—Je n'accepterais votre dévouement, mon cher collègue, qu'au cas où vous jugeriez à propos de reproduire d'abord la scène de l'adultère.

—Grand merci, mon cher procureur! Tenons-nous-en à celle de l'assassinat.

M. Mirapet rentrait, un instant après, chez lui, et annonçait à Mme Mirapet la preuve de confiance dont elle avait été investie par la justice. Celle-ci ne sourcilla pas et se trouva intérieurement très honorée. Notez que cette dévote personne était, en même temps, une fort jolie femme, blonde, blanche, grassouillette, avec des fossettes partout, appétissante en diable et que la vie provinciale condamnait, seule, à une vertu contre laquelle protestait son égrillarde physionomie.

Mme Ventéjoul fut un peu jalouse de n'avoir pas été choisie. Mais son mari la calma en lui promettant qu'elle assisterait à la restitution du crime. C'était aussi une fort jolie créature, de beauté bourgeoise mais abondante, et qui avait un faible prononcé pour le seul militaire du chef-lieu d'arrondissement, le beau Victor de Bondéduit, capitaine de gendarmerie. Or, ce gentilhomme maréchaussesque ne saurait manquer d'assister à cette expérience et de la recevoir dans ses bras quand elle se trouverait mal.

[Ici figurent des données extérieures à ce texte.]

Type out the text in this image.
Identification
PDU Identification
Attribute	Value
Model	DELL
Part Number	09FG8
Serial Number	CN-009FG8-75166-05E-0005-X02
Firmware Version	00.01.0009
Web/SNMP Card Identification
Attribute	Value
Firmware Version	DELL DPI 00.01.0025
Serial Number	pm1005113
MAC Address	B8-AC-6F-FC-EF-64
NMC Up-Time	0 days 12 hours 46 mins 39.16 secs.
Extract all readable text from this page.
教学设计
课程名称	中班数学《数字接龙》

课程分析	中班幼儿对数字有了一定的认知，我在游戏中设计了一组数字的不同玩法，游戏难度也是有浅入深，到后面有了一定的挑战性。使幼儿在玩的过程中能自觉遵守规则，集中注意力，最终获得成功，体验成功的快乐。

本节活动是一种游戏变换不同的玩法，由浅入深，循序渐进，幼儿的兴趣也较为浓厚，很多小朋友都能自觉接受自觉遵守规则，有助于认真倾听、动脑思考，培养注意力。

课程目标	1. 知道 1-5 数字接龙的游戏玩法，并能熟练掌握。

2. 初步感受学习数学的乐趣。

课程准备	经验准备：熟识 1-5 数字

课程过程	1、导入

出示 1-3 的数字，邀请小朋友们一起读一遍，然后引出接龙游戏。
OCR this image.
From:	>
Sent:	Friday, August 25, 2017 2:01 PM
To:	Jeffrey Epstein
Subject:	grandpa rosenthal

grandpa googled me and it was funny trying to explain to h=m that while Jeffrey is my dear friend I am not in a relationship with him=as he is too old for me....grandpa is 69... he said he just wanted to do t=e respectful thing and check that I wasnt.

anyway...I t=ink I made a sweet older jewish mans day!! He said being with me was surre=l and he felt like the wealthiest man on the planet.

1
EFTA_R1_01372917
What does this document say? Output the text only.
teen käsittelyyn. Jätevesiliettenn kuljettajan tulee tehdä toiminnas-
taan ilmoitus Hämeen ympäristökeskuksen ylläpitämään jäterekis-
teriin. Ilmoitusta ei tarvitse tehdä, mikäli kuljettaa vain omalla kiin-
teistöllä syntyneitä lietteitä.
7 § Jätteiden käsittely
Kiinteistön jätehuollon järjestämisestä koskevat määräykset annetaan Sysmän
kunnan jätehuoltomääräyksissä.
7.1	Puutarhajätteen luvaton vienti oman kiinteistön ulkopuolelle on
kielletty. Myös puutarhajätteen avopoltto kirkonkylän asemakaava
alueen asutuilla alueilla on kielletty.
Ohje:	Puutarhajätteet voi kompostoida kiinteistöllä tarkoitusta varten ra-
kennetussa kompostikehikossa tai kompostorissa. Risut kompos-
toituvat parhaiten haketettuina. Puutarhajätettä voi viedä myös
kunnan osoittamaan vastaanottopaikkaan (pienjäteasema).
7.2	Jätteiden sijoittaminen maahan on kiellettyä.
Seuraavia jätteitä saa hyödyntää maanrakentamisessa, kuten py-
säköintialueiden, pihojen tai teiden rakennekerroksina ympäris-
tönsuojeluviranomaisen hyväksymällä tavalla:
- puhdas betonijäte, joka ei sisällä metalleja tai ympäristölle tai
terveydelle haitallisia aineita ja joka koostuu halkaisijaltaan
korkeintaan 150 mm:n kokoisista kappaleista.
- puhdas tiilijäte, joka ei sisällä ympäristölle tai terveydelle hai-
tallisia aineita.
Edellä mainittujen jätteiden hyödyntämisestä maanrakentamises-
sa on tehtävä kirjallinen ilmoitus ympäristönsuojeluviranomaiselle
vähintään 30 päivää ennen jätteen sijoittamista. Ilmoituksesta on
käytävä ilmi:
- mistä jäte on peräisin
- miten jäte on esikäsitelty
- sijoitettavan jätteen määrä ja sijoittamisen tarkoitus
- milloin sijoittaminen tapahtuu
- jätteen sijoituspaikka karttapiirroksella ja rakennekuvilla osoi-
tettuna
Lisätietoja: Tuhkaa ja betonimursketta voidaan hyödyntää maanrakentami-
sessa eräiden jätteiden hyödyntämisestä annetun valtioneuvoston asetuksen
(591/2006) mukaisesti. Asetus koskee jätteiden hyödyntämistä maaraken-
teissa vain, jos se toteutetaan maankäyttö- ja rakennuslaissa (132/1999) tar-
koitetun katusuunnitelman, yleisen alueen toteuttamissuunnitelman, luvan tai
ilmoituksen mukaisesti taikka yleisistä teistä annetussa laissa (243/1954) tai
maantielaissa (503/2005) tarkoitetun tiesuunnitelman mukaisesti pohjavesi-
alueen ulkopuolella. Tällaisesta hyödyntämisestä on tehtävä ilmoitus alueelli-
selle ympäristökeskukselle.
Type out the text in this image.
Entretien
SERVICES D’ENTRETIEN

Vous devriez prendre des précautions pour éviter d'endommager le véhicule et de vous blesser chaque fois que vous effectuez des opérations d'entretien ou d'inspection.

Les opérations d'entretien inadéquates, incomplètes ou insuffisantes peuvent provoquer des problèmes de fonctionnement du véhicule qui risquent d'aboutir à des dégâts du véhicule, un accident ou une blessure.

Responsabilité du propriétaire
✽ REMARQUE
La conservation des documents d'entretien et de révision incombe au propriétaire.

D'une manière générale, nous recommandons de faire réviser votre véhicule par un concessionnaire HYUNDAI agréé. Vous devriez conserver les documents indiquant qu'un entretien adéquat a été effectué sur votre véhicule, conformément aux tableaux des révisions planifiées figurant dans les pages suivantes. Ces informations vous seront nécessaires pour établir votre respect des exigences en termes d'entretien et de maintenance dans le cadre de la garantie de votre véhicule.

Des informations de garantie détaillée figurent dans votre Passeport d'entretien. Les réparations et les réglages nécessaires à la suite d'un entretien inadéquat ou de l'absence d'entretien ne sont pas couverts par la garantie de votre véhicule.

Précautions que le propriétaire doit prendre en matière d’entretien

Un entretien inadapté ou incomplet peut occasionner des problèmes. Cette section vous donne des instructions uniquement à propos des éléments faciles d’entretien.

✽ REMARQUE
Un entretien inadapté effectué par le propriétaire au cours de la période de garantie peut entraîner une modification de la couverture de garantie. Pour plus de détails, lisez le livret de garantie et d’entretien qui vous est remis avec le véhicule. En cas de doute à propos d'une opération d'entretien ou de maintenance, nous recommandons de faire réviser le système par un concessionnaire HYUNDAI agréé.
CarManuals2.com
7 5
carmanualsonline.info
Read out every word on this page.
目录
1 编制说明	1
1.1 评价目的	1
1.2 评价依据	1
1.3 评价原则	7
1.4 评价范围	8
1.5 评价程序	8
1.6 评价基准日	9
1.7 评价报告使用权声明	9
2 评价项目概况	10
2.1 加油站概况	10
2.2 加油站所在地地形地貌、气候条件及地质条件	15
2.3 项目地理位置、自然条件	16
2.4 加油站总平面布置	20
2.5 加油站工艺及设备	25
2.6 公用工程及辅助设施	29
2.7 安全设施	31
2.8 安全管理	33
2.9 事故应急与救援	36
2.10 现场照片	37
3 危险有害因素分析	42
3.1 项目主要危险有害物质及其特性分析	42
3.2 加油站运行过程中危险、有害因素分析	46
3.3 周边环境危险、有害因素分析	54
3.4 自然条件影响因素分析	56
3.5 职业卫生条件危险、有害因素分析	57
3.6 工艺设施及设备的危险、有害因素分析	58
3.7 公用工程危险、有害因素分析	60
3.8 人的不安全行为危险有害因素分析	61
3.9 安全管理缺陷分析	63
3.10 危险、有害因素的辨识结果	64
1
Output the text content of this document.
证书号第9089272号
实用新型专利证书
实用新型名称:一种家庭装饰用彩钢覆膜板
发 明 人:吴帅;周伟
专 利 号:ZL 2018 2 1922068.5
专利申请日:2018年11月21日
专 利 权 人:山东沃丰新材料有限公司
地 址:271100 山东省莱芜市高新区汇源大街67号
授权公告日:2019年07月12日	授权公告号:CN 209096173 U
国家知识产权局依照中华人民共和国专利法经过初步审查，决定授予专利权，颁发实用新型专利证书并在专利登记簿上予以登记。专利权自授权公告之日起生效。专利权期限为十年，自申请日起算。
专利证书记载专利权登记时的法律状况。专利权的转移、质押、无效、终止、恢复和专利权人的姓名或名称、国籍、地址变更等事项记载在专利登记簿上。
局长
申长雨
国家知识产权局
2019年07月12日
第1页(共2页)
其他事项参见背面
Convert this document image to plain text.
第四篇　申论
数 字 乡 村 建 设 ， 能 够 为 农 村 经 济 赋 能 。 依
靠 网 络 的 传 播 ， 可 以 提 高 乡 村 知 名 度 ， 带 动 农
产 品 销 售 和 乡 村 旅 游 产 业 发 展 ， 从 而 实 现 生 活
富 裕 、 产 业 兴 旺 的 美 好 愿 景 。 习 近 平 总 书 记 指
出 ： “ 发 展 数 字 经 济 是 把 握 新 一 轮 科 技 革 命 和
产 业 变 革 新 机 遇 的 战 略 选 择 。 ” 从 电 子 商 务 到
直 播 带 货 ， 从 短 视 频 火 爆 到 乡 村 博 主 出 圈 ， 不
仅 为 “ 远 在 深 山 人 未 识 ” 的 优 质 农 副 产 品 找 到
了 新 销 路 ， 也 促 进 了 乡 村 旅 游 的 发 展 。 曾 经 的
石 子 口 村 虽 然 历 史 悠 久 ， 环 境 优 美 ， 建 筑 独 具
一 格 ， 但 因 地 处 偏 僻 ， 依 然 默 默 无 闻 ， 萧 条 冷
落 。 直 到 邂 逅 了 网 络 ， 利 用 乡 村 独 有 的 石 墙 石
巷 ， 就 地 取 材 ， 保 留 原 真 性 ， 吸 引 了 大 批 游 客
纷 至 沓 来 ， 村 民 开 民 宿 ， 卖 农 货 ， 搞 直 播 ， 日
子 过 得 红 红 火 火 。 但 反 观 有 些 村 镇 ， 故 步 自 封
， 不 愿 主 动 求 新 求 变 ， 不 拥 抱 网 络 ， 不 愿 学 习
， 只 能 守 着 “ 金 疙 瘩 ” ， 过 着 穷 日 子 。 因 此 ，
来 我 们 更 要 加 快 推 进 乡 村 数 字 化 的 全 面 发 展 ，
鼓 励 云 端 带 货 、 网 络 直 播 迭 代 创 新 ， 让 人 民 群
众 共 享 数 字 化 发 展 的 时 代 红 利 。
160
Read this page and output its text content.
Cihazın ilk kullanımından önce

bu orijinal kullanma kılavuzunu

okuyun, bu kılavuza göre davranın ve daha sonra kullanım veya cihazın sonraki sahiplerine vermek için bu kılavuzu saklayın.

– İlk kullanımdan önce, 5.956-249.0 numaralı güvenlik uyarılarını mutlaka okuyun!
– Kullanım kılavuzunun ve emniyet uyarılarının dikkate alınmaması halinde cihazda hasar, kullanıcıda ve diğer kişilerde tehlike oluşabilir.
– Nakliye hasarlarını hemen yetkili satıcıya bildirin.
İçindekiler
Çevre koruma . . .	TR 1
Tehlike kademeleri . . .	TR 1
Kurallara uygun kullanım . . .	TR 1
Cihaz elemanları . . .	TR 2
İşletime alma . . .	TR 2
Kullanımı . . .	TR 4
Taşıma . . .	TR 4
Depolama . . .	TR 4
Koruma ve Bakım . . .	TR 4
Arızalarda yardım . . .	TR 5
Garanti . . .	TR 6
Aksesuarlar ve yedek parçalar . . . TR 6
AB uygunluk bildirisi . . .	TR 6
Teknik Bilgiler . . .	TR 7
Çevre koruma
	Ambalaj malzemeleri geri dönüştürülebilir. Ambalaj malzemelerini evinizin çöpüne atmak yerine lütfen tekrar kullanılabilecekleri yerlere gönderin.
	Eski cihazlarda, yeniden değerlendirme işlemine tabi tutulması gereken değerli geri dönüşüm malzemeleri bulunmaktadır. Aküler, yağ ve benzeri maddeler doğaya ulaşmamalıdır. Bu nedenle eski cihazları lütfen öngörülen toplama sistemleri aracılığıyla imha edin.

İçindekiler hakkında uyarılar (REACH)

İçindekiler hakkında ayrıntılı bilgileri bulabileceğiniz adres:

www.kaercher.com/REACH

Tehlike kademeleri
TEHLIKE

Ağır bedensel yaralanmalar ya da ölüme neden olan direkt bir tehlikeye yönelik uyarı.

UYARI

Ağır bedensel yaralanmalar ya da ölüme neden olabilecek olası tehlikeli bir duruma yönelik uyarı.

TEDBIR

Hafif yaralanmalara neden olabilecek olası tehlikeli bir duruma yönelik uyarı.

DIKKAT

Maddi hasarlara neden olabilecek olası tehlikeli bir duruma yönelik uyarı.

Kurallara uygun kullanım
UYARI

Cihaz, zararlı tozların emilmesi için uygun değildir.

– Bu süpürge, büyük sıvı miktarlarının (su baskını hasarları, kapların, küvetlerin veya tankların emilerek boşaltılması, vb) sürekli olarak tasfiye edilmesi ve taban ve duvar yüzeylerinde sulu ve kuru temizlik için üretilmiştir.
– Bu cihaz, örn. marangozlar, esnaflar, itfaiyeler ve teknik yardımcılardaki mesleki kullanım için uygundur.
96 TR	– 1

Tout allait donc à souhait et le pays d'ordinaire morne, était en liesse, grâce à l'excellente idée qu'avait eu ce Tireloupe d'assassiner sa femme. Et on parle sérieusement de moraliser les masses!

A l'heure indiquée, un cortège, magnifique vraiment, sortit du Palais de Justice. Douze gendarmes, commandés par le vaillant Bondéduit, l'escortaient, sabre au clair. Le reste de la force armée veillait sur place, sur l'assassin et sur Bonivet, qui n'avait jamais été plus en mâle beauté de rude manieur de fer. Mme Mirapet avait été conduite en voiture sur le lieu du crime. Sa femme de chambre était en train de la déshabiller suffisamment pour qu'elle fût plausiblement couchée dans le lit du bourrelier.—Un: garde à vôss! terrible retentit sous la fenêtre, suivi d'un bruit de bottes qui cherchent l'unisson sur le pavé. Le procureur, le juge d'instruction et le capitaine de gendarmerie entrèrent dans la chambre de l'assassinat. Mme Ventéjoul fut bien installée à une porte qu'on laissa ouverte, pour qu'elle ne perdit rien du spectacle émouvant qui allait se dérouler. Tireloupe fut armé du revolver qui lui avait servi à tuer sa femme, mais chargé à blanc seulement, cette fois-ci. Il devait demeurer embusqué derrière une autre porte jusqu'à ce qu'on lui commandât de répéter exactement, mais en simulacre, ce qu'il avait déjà fait.

Puis on introduisit le magnifique Bonivet dans le costume sommaire qu'il avait au moment où le bourrelier l'avait surpris.

—Mon ami, lui dit M. Mirapet on le voyant s'acheminer vers le lit où Mme Mirapet était déjà étendue, peut-être auriez-vous pu mettre un caleçon.

—Impossible! répliqua sévèrement Ventéjoul un peu vengé, il n'en portait pas au moment du crime.